Disclaimer This edited version has been archived due to the length of time since original publication. It should not be regarded as indicative of the ATO's current views. The law may have changed since original publication, and views in the edited version may also be affected by subsequent precedents and new approaches to the application of the law. You cannot rely on this record in your tax affairs. It is not binding and provides you with no protection (including from any underpaid tax, penalty or interest). In addition, this record is not an authority for the purposes of establishing a reasonably arguable position for you to apply to your own circumstances. For more information on the status of edited versions of private advice and reasons we publish them, see PS LA 2008/4. |
Edited version of your private ruling
Authorisation Number: 1012549889338
Ruling
Subject: Foreign settlement payment
Questions and answers:
1. Is the payment received in settlement of a wrongful termination claim in respect of employment in a foreign country not assessable income and not exempt income under section 83-235 of the Income Tax Assessment Act 1997 (ITAA 1997)?
Yes.
2. Are you entitled to a tax offset for the costs associated with the travel to attend the mediation of your termination payment in the US?
No.
3. Are you entitled to a deduction for the costs associated with the travel to attend the mediation of your termination payment in the US?
No.
This ruling applies for the following periods:
Year ending 30 June 2013
The scheme commenced on:
1 July 2012
Relevant facts and circumstances
A number of years ago you were terminated from your employer overseas.
Shortly after, you filed a suit for wrongful termination. Official civil action started.
You were not a resident of Australia for taxation purposes at the time you were employed overseas.
You attended mediation overseas.
You were awarded a payment.
The settlement lump sum was dissected into a number of components.
The lump sum was a full and final settlement of all your claims against the employer.
You received the payment after you became a resident of Australia for taxation purposes.
Relevant legislative provisions
Income tax Assessment Act 1997 Section 8-1
Income Tax Assessment Act 1997 section 83-235
Income Tax Assessment Act 1997 paragraph 83-235(a)
Income Tax Assessment Act 1997 paragraph 83-235(b)
Income Tax Assessment Act 1997 paragraph 83-235(c)
Income Tax Assessment Act 1997 paragraph 83-235(d)
Reasons for decision
Section 83-235 of the ITAA 1997 sets out the conditions under which a payment will be a tax free termination payment in respect of a foreign resident period. These are that:
a) it was received in consequence of the termination of the taxpayer's employment in a foreign country (paragraph 83-235(a) of the ITAA 1997)
b) it is not a superannuation benefit (paragraph 83-235(b) of the ITAA 1997)
c) it is not a payment of a pension or an annuity (whether or not the payment is a superannuation benefit) (paragraph 83-235(c) of the ITAA 1997)
d) it relates only to a period of employment when the taxpayer was not an Australian resident (paragraph 83-235(d) of the ITAA 1997).
All the four conditions must be met for the payment to be treated as not assessable and not exempt income and hence tax free.
In your case, you were a foreign resident working overseas for a foreign employer until your employment was terminated.
You settled your claims against your employer for a lump sum payment.

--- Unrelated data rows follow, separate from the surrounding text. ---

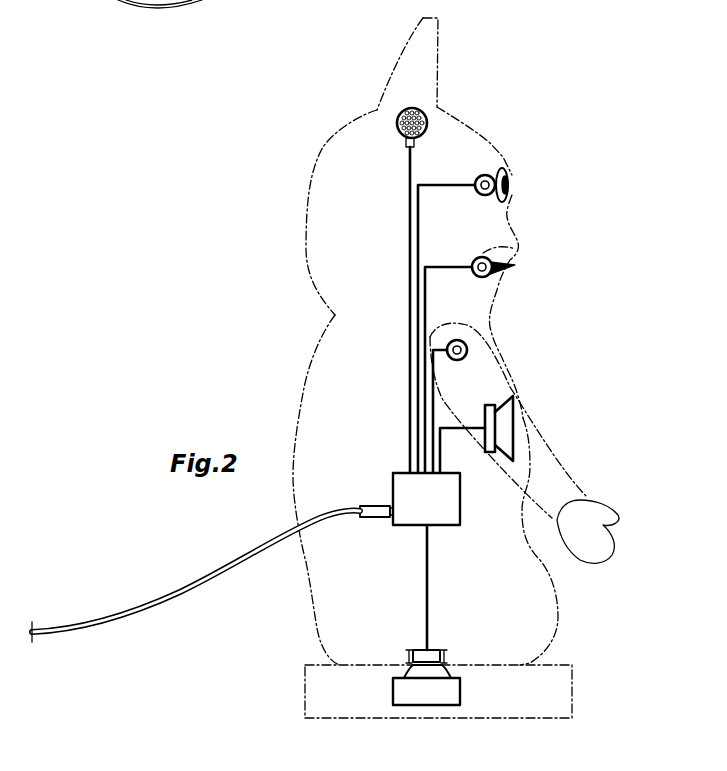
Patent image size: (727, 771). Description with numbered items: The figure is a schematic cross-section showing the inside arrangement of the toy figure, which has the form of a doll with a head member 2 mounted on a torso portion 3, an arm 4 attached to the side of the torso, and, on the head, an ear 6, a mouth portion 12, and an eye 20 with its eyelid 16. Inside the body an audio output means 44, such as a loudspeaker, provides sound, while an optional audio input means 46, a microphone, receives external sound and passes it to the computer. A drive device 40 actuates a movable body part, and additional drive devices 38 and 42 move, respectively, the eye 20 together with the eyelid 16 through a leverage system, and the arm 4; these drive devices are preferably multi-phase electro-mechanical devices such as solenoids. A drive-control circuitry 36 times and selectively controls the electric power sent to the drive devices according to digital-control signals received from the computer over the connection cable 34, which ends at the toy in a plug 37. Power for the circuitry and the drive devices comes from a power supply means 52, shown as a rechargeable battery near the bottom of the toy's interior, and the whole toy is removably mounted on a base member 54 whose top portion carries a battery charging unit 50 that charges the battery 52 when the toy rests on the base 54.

The head member 2 is at (306, 248).
The torso portion 3 is at (303, 393).
The arm 4 is at (575, 472).
The ear 6 is at (417, 26).
The mouth portion 12 is at (518, 257).
The eyelid 16 is at (502, 157).
The eye 20 is at (509, 185).
The connection cable 34 is at (185, 600).
The drive-control circuitry 36 is at (442, 526).
The plug 37 is at (378, 506).
The drive device 38 is at (485, 175).
The drive device 40 is at (475, 259).
The drive device 42 is at (463, 343).
The audio output means 44 is at (514, 431).
The audio input means 46 is at (397, 124).
The battery charging unit 50 is at (461, 690).
The power supply means 52 is at (432, 646).
The base member 54 is at (572, 690).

It was a payment in full and final settlement of all your claims against the employer. The payment was in regard to the termination of your employment while you were a resident of another country.
Therefore it can be said that the payment you received relates only to a period of employment when you were not an Australian resident. As all of the conditions have been met, the payment you received is a foreign termination payment. It is therefore tax free as it is not assessable income and is exempt income pursuant to section 83-235 of the ITAA 1997.
Tax offsets
There are a number of offsets which are available to taxpayers in particular circumstances, such as a medical expenses tax offset, a low income tax offset, zone or overseas forces tax offset, and Senior Australians and Pensioner tax offsets. There are no tax offsets that cover the costs associated with travelling to mediation or other negotiations.
Accordingly, the cost (or any part of the cost) incurred by you in travelling overseas for mediation relating to your employment termination payment cannot be claimed as a tax offset.
Deductions
The general deduction provisions of the tax law are contained in section 8-1 of the ITAA 1997 which allows a deduction for all losses and outgoings to the extent to which they are incurred in gaining or producing assessable income, or in carrying on a business to gain or produce assessable income. Deductions are not allowed under section 8-1 of the ITAA 1997 if the outgoing for which a deduction is sought is capital, private or domestic in nature.
The costs associated with travelling to and from work and in your case in relation to the settlement of your work related mediation sessions is generally incurred to put the employee in a position to perform duties of employment and to derive their income, rather than in the performance of those duties.
In your case the cost associated with the travel to attend the mediation overseas is private and domestic in nature and therefore no deduction is allowable.